А чуть позже, перед самым выходом в ночную, в бараке произошло это отвратительное и вместе с тем восхитительное событие, запавшее мне в душу, выражаясь литературно, как песчинка в раковину моллюска, из которой впоследствии образовалась жемчужина… надежды. И за перо-то я взялся, если быть откровенным, благодаря этой песчинке, основавшей в моем мировоззрении жемчужину веры — веры в победу добра над злом.

Я уже говорил, что пересменка в тот вечер из-за клубного мероприятия отодвинулась на четыре часа — в ночь. Люди, сбитые с привычного ритма, чувствовали себя малость не в своей тарелке. А здесь еще тема лекции — больная, кровная, касающаяся мозгов и печенки любого-каждого. Последние полчаса перед уходом на пирс тянулись особенно долго, томительно. Многие прямо в брезентухе валялись на коечках, держа в руках рукавицы и противопыльные шлем-накидки.

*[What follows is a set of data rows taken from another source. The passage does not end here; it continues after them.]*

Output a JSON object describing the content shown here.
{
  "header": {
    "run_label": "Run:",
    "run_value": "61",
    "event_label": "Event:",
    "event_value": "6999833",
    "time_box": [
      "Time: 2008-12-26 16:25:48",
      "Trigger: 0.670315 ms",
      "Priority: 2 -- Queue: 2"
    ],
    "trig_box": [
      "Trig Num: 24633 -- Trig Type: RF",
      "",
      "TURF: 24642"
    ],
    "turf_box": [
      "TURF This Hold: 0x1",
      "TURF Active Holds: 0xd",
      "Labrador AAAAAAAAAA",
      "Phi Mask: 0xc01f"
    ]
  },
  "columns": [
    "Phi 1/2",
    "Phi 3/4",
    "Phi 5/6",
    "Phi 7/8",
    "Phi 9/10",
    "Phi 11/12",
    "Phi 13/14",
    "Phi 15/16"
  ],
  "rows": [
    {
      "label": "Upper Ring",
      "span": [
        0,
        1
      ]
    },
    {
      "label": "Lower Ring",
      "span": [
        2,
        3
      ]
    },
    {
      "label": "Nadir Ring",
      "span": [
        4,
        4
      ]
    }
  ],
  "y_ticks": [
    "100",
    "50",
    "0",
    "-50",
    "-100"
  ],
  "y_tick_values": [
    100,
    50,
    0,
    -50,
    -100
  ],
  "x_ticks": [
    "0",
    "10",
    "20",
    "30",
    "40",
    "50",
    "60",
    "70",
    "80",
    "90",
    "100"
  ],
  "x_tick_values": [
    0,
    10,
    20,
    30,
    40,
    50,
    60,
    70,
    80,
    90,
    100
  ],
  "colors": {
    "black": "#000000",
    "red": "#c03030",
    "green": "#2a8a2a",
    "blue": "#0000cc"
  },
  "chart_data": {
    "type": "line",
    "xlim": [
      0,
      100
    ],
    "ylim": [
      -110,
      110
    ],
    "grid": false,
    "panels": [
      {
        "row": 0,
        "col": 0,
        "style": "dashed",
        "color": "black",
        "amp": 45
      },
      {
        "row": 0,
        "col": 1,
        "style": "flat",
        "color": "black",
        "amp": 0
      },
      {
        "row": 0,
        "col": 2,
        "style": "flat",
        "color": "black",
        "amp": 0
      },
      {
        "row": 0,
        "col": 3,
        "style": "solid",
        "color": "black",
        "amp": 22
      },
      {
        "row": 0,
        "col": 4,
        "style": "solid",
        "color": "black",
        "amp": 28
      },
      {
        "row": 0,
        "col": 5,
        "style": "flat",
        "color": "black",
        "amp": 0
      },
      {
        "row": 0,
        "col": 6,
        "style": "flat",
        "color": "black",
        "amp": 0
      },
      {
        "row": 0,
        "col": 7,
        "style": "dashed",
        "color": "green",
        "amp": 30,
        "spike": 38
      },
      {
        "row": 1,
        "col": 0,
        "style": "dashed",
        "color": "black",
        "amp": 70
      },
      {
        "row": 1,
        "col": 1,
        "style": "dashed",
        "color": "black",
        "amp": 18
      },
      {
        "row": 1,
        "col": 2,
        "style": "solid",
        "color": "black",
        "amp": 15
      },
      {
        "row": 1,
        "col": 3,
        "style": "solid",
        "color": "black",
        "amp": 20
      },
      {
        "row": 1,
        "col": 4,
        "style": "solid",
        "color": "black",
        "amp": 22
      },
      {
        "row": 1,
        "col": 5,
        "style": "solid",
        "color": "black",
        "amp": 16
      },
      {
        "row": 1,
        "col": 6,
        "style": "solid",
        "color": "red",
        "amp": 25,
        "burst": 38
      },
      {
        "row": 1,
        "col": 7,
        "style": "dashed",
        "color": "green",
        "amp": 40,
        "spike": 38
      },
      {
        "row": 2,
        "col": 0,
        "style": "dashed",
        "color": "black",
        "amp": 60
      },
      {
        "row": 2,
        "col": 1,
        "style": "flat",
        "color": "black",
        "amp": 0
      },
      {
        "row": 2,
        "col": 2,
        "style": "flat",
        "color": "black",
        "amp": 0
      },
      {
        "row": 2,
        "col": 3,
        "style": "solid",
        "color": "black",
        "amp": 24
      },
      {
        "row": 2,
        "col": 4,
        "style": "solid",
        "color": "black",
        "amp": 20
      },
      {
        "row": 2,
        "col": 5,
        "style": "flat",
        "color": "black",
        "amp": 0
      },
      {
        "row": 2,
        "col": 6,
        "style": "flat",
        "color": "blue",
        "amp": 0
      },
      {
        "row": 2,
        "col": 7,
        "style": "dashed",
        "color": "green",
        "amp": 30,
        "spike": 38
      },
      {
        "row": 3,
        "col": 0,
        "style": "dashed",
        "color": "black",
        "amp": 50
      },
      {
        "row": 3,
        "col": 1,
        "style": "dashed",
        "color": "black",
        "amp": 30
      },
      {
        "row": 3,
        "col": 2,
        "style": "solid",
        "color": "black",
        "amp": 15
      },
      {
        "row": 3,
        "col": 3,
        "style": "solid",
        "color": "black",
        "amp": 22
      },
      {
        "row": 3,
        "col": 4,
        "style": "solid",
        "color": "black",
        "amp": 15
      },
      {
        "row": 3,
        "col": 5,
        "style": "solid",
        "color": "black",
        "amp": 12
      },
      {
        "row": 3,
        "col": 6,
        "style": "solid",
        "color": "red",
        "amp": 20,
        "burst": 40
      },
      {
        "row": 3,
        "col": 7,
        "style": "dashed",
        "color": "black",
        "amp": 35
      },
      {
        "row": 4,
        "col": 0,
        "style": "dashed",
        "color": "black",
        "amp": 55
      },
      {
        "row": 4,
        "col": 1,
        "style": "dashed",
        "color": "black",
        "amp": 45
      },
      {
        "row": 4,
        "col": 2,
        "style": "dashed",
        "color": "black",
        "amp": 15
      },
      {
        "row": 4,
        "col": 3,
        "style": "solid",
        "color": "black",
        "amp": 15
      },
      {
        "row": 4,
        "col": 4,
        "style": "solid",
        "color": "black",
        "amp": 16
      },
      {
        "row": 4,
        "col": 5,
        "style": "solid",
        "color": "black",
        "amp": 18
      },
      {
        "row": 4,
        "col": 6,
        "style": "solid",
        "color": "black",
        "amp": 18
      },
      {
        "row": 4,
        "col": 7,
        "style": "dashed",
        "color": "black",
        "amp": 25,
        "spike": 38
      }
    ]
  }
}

И тут как-то слишком неожиданно, слишком пронзительно заиграл на своей пикалке Пшенный. И заиграл он, надо сказать, не очень-то серьезно, пожалуй, даже с юмором заиграл, с некоторой ухмыльцей. Прежде-то он никогда ничего подобного себе не позволял, обходился исключительно строгим, предписанным флейте, классическим репертуаром. И вдруг… «Здравствуй, моя Мурка!» Известный некогда блатной мотивчик довоенных времен. А вслед за этим — целый набор популярных в свое время вещиц определенного пошиба, родственного «Мурке».

Скорее всего, причиной скандала, начавшегося вслед за этим, послужил именно этот резкий, молнией полоснувший барачную атмосферу переход от классики, к которой все уже притерпелись, с которой свыклись и смирились, к чему-то дешевенькому, доступному, фривольному, пьяненькому, свойскому, как бы переход от первого ресторанного блюда, скажем бульона с гренками, сразу к вульгарному столовскому киселю, минуя связующий эскалоп. Или еще: переход в разговоре от строгих официальностей на матерщину, минуя связующий, ни к чему не обязывающий треп.

Обыкновенно Пшенный играл в сидячем положении. Сядет на коечку, расставит ноги пошире, локтями в ляжки себе упрется, голову опустит и пиликает. А сейчас, в ожидании ночной смены, он, как и все, полностью экипированный, в брезентухе и кирзачах, плашмя лежал на койке вверх животом и бодренько, а стало быть, язвительно, с неуместной залихватчинкой наигрывал одну за одной «хулиганские» мелодии, будто денежную мелочь, стершуюся от «обращения», в кармане перебирал.